Einvernehmliche Lösungen
Denkbar ist, dass Arbeitnehmer und Arbeitgeber einvernehmliche Lösungen finden, so dass das Ansteckungsrisiko minimiert wird (z. B. durch Home-Office oder vorübergehende Vertriebstätigkeiten nur noch per Telefon oder per Videochat). Hier wird im Einzelfall jeweils zu entscheiden sein, welche für beide Seiten die „günstigste“ Lösung ist. Gerade das Thema Home-Office dürfte aufgrund der derzeit geltenden Corona-Arbeitsschutzverordnung an Bedeutung gewinnen.
Die Verpflichtung die Gesundheit von Arbeitnehmern zu schützen, hat gem. § 4 ArbSchG ohnehin jeder Arbeitgeber. Wenn jedoch eine andere Gestaltung der Arbeit nicht möglich ist, kann auch einvernehmlich z. B. Sonderurlaub vereinbart werden. Ob dies mit oder ohne Bezüge möglich ist, ist wiederum Verhandlungssache.
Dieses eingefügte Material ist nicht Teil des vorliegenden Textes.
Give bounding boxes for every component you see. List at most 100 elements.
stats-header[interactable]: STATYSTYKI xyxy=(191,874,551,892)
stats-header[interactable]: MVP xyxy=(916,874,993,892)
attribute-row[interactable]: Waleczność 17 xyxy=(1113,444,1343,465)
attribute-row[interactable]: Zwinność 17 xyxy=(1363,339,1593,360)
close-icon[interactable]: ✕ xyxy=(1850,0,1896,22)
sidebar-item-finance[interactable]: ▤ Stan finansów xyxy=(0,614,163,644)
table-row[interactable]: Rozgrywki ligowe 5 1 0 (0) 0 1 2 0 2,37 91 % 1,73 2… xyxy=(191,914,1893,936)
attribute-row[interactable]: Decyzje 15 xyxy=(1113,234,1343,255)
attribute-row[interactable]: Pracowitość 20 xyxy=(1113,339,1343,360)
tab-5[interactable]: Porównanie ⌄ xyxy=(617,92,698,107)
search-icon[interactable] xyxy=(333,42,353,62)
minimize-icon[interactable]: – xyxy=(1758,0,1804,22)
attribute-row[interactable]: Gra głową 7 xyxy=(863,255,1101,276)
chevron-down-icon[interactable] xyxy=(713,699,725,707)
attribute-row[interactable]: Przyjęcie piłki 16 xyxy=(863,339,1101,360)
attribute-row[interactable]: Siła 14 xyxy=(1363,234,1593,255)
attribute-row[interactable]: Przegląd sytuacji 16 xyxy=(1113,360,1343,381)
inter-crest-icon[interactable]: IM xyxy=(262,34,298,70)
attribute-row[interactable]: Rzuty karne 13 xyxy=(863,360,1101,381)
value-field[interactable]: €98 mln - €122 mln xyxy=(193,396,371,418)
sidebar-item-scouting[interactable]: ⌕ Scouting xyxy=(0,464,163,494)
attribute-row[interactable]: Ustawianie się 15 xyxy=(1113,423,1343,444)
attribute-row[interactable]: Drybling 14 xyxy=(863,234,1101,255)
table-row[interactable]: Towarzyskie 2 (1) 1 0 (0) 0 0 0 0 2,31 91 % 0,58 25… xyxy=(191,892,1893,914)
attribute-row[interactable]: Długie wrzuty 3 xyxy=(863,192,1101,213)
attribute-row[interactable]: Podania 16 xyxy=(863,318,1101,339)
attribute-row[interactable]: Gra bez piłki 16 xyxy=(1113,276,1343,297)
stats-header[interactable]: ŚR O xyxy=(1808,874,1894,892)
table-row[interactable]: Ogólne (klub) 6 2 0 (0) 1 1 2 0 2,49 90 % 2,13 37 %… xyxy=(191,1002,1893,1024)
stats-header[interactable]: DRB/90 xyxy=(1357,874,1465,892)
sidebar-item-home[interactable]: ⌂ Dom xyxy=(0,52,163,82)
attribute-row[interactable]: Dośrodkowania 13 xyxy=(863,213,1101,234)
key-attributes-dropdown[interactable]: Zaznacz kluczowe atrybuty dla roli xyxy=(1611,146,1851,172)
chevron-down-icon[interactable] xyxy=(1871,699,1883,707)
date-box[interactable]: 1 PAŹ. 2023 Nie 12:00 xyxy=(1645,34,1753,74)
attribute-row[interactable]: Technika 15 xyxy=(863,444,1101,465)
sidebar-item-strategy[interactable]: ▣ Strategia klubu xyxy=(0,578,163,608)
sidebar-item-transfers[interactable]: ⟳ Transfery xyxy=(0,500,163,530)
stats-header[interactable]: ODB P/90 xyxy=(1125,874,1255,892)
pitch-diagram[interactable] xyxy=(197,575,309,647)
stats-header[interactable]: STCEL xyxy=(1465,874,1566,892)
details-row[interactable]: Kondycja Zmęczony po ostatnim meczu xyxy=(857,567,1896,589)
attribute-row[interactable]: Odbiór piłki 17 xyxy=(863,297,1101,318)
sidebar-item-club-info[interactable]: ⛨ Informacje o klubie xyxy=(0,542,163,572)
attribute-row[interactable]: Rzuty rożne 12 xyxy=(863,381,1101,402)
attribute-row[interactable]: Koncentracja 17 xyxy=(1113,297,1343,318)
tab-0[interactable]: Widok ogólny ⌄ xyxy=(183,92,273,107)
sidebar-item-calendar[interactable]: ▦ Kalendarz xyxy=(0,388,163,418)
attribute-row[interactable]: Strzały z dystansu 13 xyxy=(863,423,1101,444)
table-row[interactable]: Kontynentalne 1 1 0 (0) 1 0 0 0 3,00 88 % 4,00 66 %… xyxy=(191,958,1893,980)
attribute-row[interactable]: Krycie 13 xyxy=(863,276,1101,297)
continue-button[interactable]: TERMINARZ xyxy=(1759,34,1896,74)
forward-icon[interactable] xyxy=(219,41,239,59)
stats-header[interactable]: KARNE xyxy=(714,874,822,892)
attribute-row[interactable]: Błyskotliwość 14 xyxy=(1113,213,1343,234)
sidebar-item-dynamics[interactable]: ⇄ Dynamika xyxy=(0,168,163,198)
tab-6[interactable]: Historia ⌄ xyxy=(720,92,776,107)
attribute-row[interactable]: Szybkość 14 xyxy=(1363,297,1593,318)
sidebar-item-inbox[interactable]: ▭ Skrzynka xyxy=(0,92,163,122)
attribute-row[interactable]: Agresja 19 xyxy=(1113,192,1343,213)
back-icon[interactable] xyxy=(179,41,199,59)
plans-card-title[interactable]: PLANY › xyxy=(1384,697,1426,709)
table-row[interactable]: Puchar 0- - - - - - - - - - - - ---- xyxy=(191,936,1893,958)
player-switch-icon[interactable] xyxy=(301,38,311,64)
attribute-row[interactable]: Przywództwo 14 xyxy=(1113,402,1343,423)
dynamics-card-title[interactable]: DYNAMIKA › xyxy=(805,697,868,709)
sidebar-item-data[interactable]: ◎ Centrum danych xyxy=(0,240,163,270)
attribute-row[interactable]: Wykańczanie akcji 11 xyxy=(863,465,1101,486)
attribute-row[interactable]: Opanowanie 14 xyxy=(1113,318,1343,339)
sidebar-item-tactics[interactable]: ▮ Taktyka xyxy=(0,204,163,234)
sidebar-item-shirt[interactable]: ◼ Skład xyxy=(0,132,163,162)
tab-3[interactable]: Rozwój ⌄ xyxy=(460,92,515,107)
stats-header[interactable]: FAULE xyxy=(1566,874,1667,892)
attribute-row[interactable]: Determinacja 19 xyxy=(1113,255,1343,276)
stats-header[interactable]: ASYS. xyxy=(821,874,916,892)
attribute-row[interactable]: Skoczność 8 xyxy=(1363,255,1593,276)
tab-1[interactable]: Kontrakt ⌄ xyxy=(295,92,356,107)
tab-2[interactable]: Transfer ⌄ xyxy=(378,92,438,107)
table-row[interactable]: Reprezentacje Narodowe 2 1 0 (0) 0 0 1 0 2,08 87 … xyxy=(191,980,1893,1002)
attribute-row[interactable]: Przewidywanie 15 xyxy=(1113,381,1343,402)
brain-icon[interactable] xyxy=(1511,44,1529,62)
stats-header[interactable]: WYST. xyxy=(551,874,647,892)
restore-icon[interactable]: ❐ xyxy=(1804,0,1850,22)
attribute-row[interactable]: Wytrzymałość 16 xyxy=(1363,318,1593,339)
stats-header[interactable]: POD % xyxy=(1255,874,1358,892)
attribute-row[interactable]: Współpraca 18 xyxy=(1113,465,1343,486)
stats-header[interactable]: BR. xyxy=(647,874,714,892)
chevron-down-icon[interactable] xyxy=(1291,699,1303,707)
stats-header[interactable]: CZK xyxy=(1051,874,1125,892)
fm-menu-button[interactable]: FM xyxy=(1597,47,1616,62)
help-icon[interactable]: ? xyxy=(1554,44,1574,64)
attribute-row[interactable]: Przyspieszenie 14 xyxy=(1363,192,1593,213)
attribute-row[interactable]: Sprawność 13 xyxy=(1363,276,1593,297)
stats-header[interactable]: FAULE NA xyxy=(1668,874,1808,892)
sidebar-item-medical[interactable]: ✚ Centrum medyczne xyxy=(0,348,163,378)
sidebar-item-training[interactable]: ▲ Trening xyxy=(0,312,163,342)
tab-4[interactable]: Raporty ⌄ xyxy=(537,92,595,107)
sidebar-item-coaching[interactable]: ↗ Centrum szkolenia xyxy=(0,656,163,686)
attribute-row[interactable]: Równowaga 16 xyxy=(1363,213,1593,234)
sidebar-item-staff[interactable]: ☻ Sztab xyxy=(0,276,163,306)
Eine Vereinbarung zwischen Arbeitgeber und Arbeitnehmer sollte dokumentiert werden. Dies kann z. B. durch eine Bestätigung einer mündlichen Absprache per Mail erfolgen.
Fazit
Arbeitnehmer können nicht, weil sie Angehöriger einer Risikogruppe sind, der Arbeit fernbleiben. Sie riskieren ein Abmahnung oder sogar den Ausspruch einer fristlosen Kündigung.